Being on the road is typically a stressful affair. Travelers have to worry about making their flight connections or booking reservations to a hotel or restaurant. Just being in an unfamiliar area can make some people anxious. Unfortunately, when sorting out these issues, some travelers don't think about the cybersecurity threats that they may be facing.
Many businesspeople use public Wi-Fi networks when on the road. This practice is particularly unsafe, since hackers can use fake hotspots to break into their targets' computers. Even when a network is legitimate, hackers can still spy on a target's web connection, hijack their data, and infect their computer with malware.
Many hackers have begun to focus their efforts on hotels, since they are typically full of traveling executives. These businesspeople are considered to be high-value targets since they may possess access to company bank accounts or sensitive information. Experts have already uncovered a number of sophisticated cyberattacks that targeted hotels and their guests.
Kaspersky Lab, one of the world's leading cybersecurity firms, announced in November 2014 that it had discovered an advanced cyberthreat that targeted several luxury hotels. The threat, which the firm called "Dark Hotel," went unnoticed for 7 years before being uncovered by Kaspersky. Although the attacks were predominantly focused on East Asian countries, researchers discovered instances in the US, Germany, and Ireland as well.
Each Dark Hotel attack began with hackers compromising a hotel's Wi-Fi network. After a guest at the hotel connected to the compromised network, the hackers offered them "updates" to well-known software like Adobe Flash Player. These "updates" contained malware that allowed the hackers to take control of the guest's computer. The malware also included a keylogger program that the criminals used to steal usernames, passwords, and other important pieces of information. They also used phishing techniques to spread their malware, specifically by sending malicious email messages to governmental and nonprofit organisations.
These attackers were quite skilled, as evidenced by the fact that they used previously unknown vulnerabilities in major applications. They were also very careful about not getting caught. Their malware was designed to remain inactive for 6 months after infecting a computer. This made it very difficult to discover. It also had a self-destruct protocol, so researchers would have trouble studying it after detection.
Attackers can also use hotels' vulnerable IT equipment as part of their attacks. These vulnerabilities can be very severe, as the Cylance cybersecurity firm showed in March 2015. The company announced that it had discovered a major vulnerability in a popular network router used by hotels and convention centers around the world. Hackers could have exploited this vulnerability to compromise a hotel's Wi-Fi network, and infect any computers connected to the network with malware capable of stealing data and personal information. The router's manufacturer quickly released a patch that fixed the problem, but the case demonstrated just how insecure hotels' Wi-Fi networks can be.
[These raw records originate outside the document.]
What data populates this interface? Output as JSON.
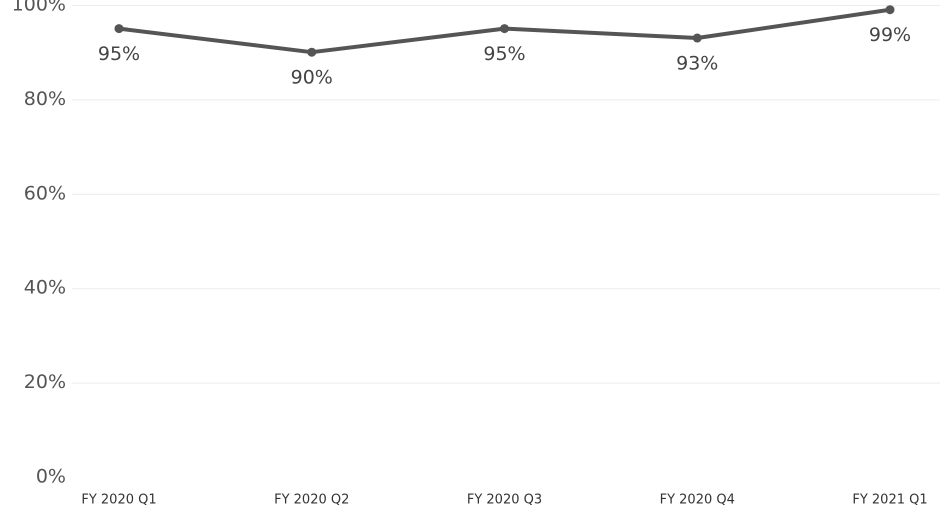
{
  "chart_data": {
    "type": "line",
    "categories": [
      "FY 2020 Q1",
      "FY 2020 Q2",
      "FY 2020 Q3",
      "FY 2020 Q4",
      "FY 2021 Q1"
    ],
    "values": [
      95,
      90,
      95,
      93,
      99
    ],
    "data_labels": [
      "95%",
      "90%",
      "95%",
      "93%",
      "99%"
    ],
    "y_ticks": [
      0,
      20,
      40,
      60,
      80,
      100
    ],
    "y_tick_labels": [
      "0%",
      "20%",
      "40%",
      "60%",
      "80%",
      "100%"
    ],
    "ylim": [
      0,
      100
    ],
    "grid": true,
    "title": "",
    "xlabel": "",
    "ylabel": "",
    "line_color": "#555555",
    "grid_color": "#ececec"
  }
}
Compromised wireless networks are not the only cybersecurity threats that one can find at a hotel. Infected computers also represent a serious threat to travelers' online safety. One case in Dallas, Texas, was so severe that the US Secret Service and the Department of Homeland Security had to publish a warning about the threat. The case involved hackers that used keylogger programs on the public computers in the business centers of several major hotels in the area. The authorities noted that even though the attacks required relatively little skill, the hackers were still able to successfully steal a large amount of data, including guests' personally identifiable information (PII) and the login credentials to their online bank accounts.
The Dallas attacks show just how important it is to avoid online banking on public computers or unsecured Wi-Fi networks. Travelers are especially guilty of breaking this rule while on the road, with many of them connecting to public wireless networks in airports, coffee shops, convention centers, and hotels.
If you need to access your email inbox while traveling, create a throwaway email address and use your smartphone to forward the relevant message or messages to the throwaway email address. This lets you keep your regular email account safe from hackers.
When traveling, make sure that your computer doesn't automatically connect to unknown Wi-Fi networks. Similarly, avoid visiting any websites that are not secured by HTTPS. The encryption provided by this communications protocol protects web traffic from hackers. You can also use a virtual private network to encrypt your web traffic.
You should be using multi-factor authentication measures as well. These tools require you to use multiple forms of identification — such as your password, your fingerprint, or a code sent to your smartphone — in order to access your accounts. This ensures that even if a hacker manages to steal your passwords, they still won't be able to get into your accounts.